Sous les 36 degrés qui règnent dans Paris, la Maison suisse fait office de havre de rafraîchissement. Pas uniquement car on peut y trouver un petit coin d’ombre et de quoi s’abreuver, mais également pour écouter Pat Burgener. Guitare à la main, l’artiste-snowboardeur lausannois assure le spectacle avant le match de Stanislas Wawrinka, retransmis sur écran géant, en offrant un petit concert aux personnes présentes.
Il y a deux jours, il se produisait au Club Tent du Paléo. Le voici, dans un autre élément, celui où le sport est roi pendant deux semaines, qu’il connaît aussi très bien. « C’est un privilège d’être ici. Cela me rappelle les Jeux olympiques, mes Jeux olympiques », sourit le spécialiste de halfpipe qui avait participé aux Jeux de PyeongChang (5e) et de Pékin (11e), et qui ambitionne de prendre part une troisième fois aux Jeux dans une année et demie à Milan et Cortina d’Ampezzo. Interview.
Pat Burgener. De Paléo, dimanche, à la scène de la Maison suisse à Paris en deux jours. Vous ne chômez pas?
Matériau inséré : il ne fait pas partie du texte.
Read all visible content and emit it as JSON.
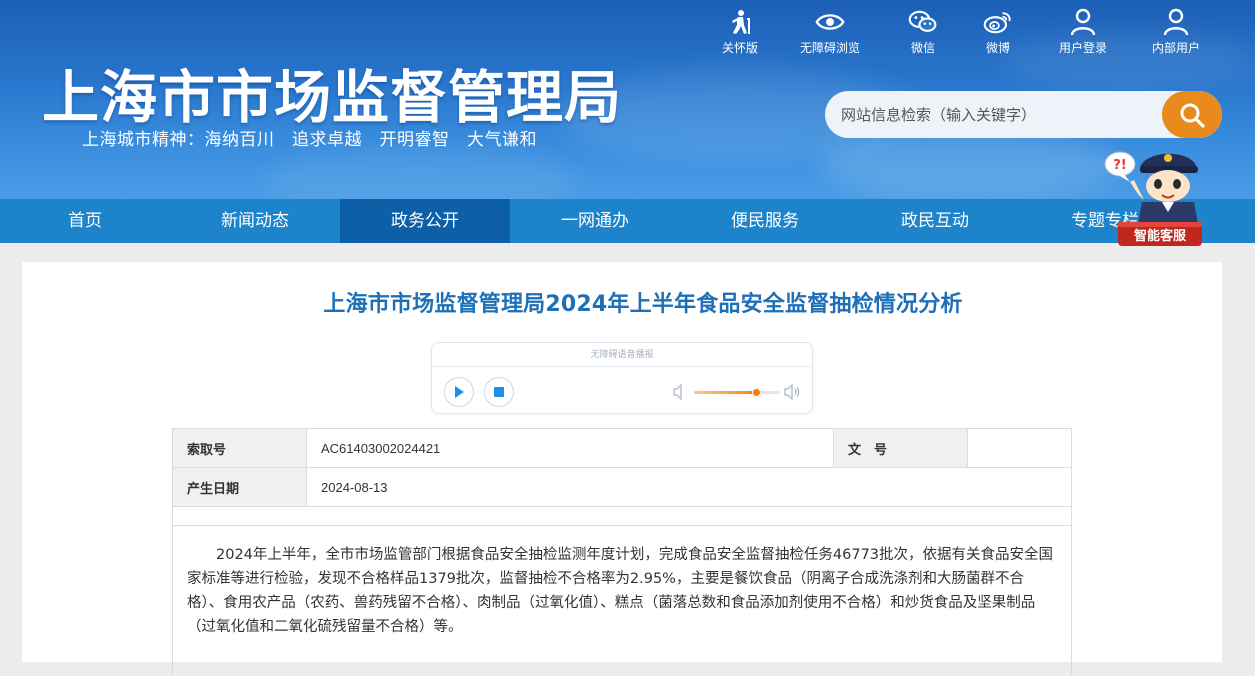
{
  "header": {
    "site_title": "上海市市场监督管理局",
    "city_spirit": "上海城市精神：海纳百川　追求卓越　开明睿智　大气谦和",
    "top_links": [
      {
        "label": "关怀版",
        "icon": "elderly-care-icon"
      },
      {
        "label": "无障碍浏览",
        "icon": "eye-icon"
      },
      {
        "label": "微信",
        "icon": "wechat-icon"
      },
      {
        "label": "微博",
        "icon": "weibo-icon"
      },
      {
        "label": "用户登录",
        "icon": "user-icon"
      },
      {
        "label": "内部用户",
        "icon": "user-icon"
      }
    ],
    "search": {
      "placeholder": "网站信息检索（输入关键字）",
      "icon": "search-icon"
    },
    "colors": {
      "header_blue": "#2a78cf",
      "search_orange": "#e88b1c"
    }
  },
  "nav": {
    "items": [
      "首页",
      "新闻动态",
      "政务公开",
      "一网通办",
      "便民服务",
      "政民互动",
      "专题专栏"
    ],
    "active_index": 2
  },
  "mascot": {
    "label": "智能客服",
    "bubble": "?!"
  },
  "article": {
    "title": "上海市市场监督管理局2024年上半年食品安全监督抽检情况分析",
    "player": {
      "title": "无障碍语音播报",
      "volume": 0.72
    },
    "meta": {
      "index_label": "索取号",
      "index_value": "AC61403002024421",
      "docno_label": "文　号",
      "docno_value": "",
      "date_label": "产生日期",
      "date_value": "2024-08-13"
    },
    "paragraph": "2024年上半年，全市市场监管部门根据食品安全抽检监测年度计划，完成食品安全监督抽检任务46773批次，依据有关食品安全国家标准等进行检验，发现不合格样品1379批次，监督抽检不合格率为2.95%，主要是餐饮食品（阴离子合成洗涤剂和大肠菌群不合格）、食用农产品（农药、兽药残留不合格）、肉制品（过氧化值）、糕点（菌落总数和食品添加剂使用不合格）和炒货食品及坚果制品（过氧化值和二氧化硫残留量不合格）等。"
  }
}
Je peux vivre un été vraiment cool avec 100 concerts pour la première fois. Par le passé j’en avais que 20 à 25, il y a un gros pas en avant qui a été fait. Comme je tourne en Europe, cela fait plein de voyages. Je passe l’un des meilleurs été de ma vie. C’est la première fois que je fais quelque chose d’autre que du sport à 100% et cela fait plaisir.
En tant qu’ancien athlète olympique, il était important pour vous de venir, ici, à Paris, vous y produire?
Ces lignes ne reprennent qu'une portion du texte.